GLOVIAフォーラム2006カンファレンス レポート
「日本版SOX法への対応」 1

富士通株式会社
The FUJITSU Way推進本部
池本 守正
本日は日本版SOX法への対応についてお話させていただきます。内部統制という言葉の発祥は米国です。ご存知の通りエンロンとワールドコムの倒産、そしてそれにともなう2002年7月に米国企業改革法404条、302条の制定以降、この言葉が頻繁に用いられるようになりました。この米国企業改革法がSOX法といわれるものです。日本においても同じように会計スキャンダルがありました。これらが背景となって金融庁が日本版SOX法を、そして法務省が会社法で内部統制の規制を開始しました。
SOX法は米国のCOSOモデルという、企業の内部統制を考える際のベースモデルがもとになっています。その中では、内部統制の目的を3つ掲げています。業務の有効性と効率性、財務報告の信頼性、法令等の遵守、いわゆるコンプライアンスです。
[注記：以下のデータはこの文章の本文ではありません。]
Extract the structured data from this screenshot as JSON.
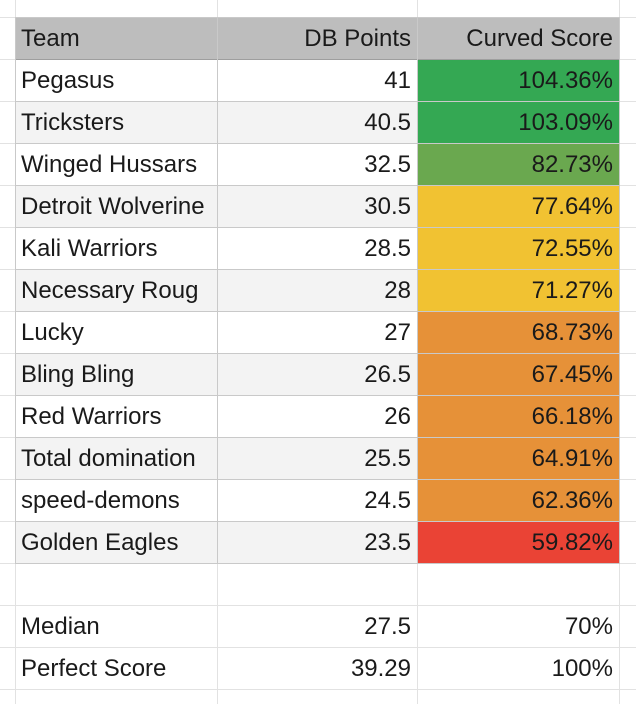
{
  "columns": {
    "team": "Team",
    "db_points": "DB Points",
    "curved_score": "Curved Score"
  },
  "rows": [
    {
      "team": "Pegasus",
      "db_points": "41",
      "curved_score": "104.36%",
      "color": "#34a853"
    },
    {
      "team": "Tricksters",
      "db_points": "40.5",
      "curved_score": "103.09%",
      "color": "#34a853"
    },
    {
      "team": "Winged Hussars",
      "db_points": "32.5",
      "curved_score": "82.73%",
      "color": "#6aa84f"
    },
    {
      "team": "Detroit Wolverine",
      "db_points": "30.5",
      "curved_score": "77.64%",
      "color": "#f1c232"
    },
    {
      "team": "Kali Warriors",
      "db_points": "28.5",
      "curved_score": "72.55%",
      "color": "#f1c232"
    },
    {
      "team": "Necessary Roug",
      "db_points": "28",
      "curved_score": "71.27%",
      "color": "#f1c232"
    },
    {
      "team": "Lucky",
      "db_points": "27",
      "curved_score": "68.73%",
      "color": "#e69138"
    },
    {
      "team": "Bling Bling",
      "db_points": "26.5",
      "curved_score": "67.45%",
      "color": "#e69138"
    },
    {
      "team": "Red Warriors",
      "db_points": "26",
      "curved_score": "66.18%",
      "color": "#e69138"
    },
    {
      "team": "Total domination",
      "db_points": "25.5",
      "curved_score": "64.91%",
      "color": "#e69138"
    },
    {
      "team": "speed-demons",
      "db_points": "24.5",
      "curved_score": "62.36%",
      "color": "#e69138"
    },
    {
      "team": "Golden Eagles",
      "db_points": "23.5",
      "curved_score": "59.82%",
      "color": "#ea4335"
    }
  ],
  "summary": [
    {
      "label": "Median",
      "db_points": "27.5",
      "curved_score": "70%"
    },
    {
      "label": "Perfect Score",
      "db_points": "39.29",
      "curved_score": "100%"
    }
  ]
}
さて会計スキャンダルの原因は、企業統治の欠如と会計事務所の独立性の欠如があったと言われています。つまり財務報告の信頼性を確保する仕組みが弱い、または欠如していたことに起因していたわけです。また粉飾決算においては、実務的な単なるミスではなく、会社経営者の倫理的な側面が大きな問題となっています。そこで内部統制とは、具体的に何をすることか一言で言えば、リスクと統制を洗い出して欠陥と不備を明らかにすることであると言うことができます。
日本における内部統制としては、まず東証が経営者の適時開示宣誓書と適正開示確認書を昨年から毎年2月と6月に提出することに決定しました。金融庁はJ-SOXに対して財務報告の信頼性を確保する仕組みということで、昨年12月に素案を出しています。それによるとJ-SOXの適用は2009年3月からとされています。今後公認会計士を中心として実務指針が公表されますが、その中で経営者は内部報告書を作成すること、監査人は監査報告書を作成することが義務づけられています。
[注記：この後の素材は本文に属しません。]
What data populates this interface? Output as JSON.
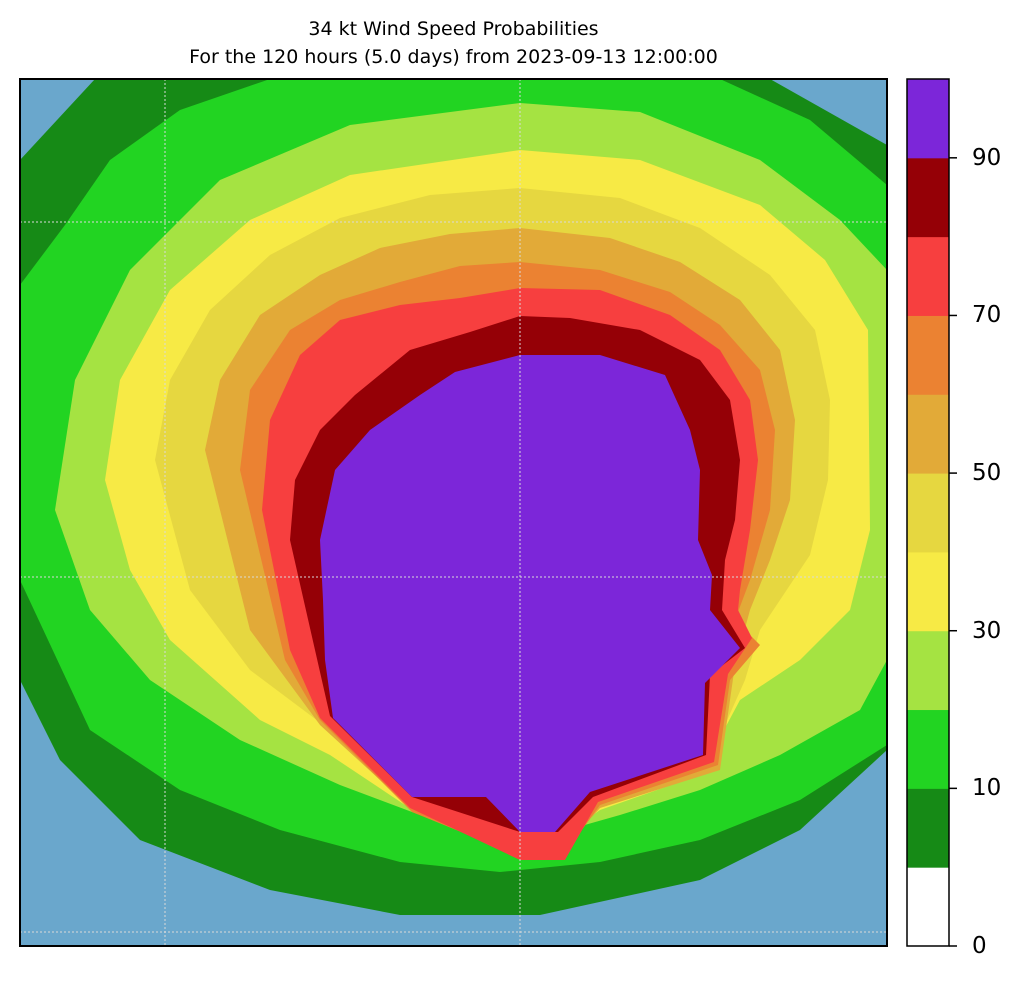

私は現在The FUJITSU Way推進本部に属しておりますが、The FUJITSU Wayとは富士通と社員が行うべき「行動の原理・原則」で、そこには目標と指針と行動規範が規定されています。富士通は利益と成長を実現するのにともなって、国際社会・地域社会との共存共栄をはかる、という内容がミッションとして宣言されているわけです。
The FUJITSU Wayは2002年に富士通行動憲章として改定し、2004年には全社員にスモールカードを配付しました。そして昨年発足したのがThe FUJITSU Way推進本部で、内部統制と業務プロセス改革を実践する部署です。
内部統制の目的は(1)業務プロセス改革(2)財務報告の信頼性(3)法令遵守の3つです。推進本部は富士通の内部統制の取組みを、グローバルな効率性を目指した全社活動としてプロジェクトEAGLEという名称で呼んでいます。ちなみにEAGLEとはEnterprise-wide Approach for Global Efficiencyの頭文字を取ったものです。非常に難しい目標を持っていて、それはバーディーよりも難しいがアルバトロスほど稀なことではない、ということでEAGLEとしています。

プロジェクトEAGLEのカバー範囲は、財務報告の信頼性の確保と業務の有効性と効率化のふたつがあります。財務報告の信頼性確保は、リスクの認知と統制の整備・運用がなされているかどうかをチェックすることです。しかしこれだけではただのミスの発見でしかありません。次の業務の有効性と効率化では、過剰統制はないか、責任が不明確ではないか、組織が重複していないかなどを調べます。そして社内のベストプラクティスを見つけ、普及していくのが主な活動です。
プロジェクトEAGLEの目的である内部統制は、全社統制・業務プロセス統制・IT全般統制に分けることができます。これらすべてにわたり統制と効力が発揮されていることが要求されます。
ふたつめの目的は文書化によるプロセスの「見える化」を通して業務の有効性・効率性を向上していくことです。内部統制を実践していくためにはドキュメンテーション、つまりプロセスを「見える化」していかねばなりません。富士通の黒川社長は「内部統制構築の文書化による「全体の工程(業務プロセス)の見える化」は、会社が進化していくためのイノベーションの全てのキーである」と言っています。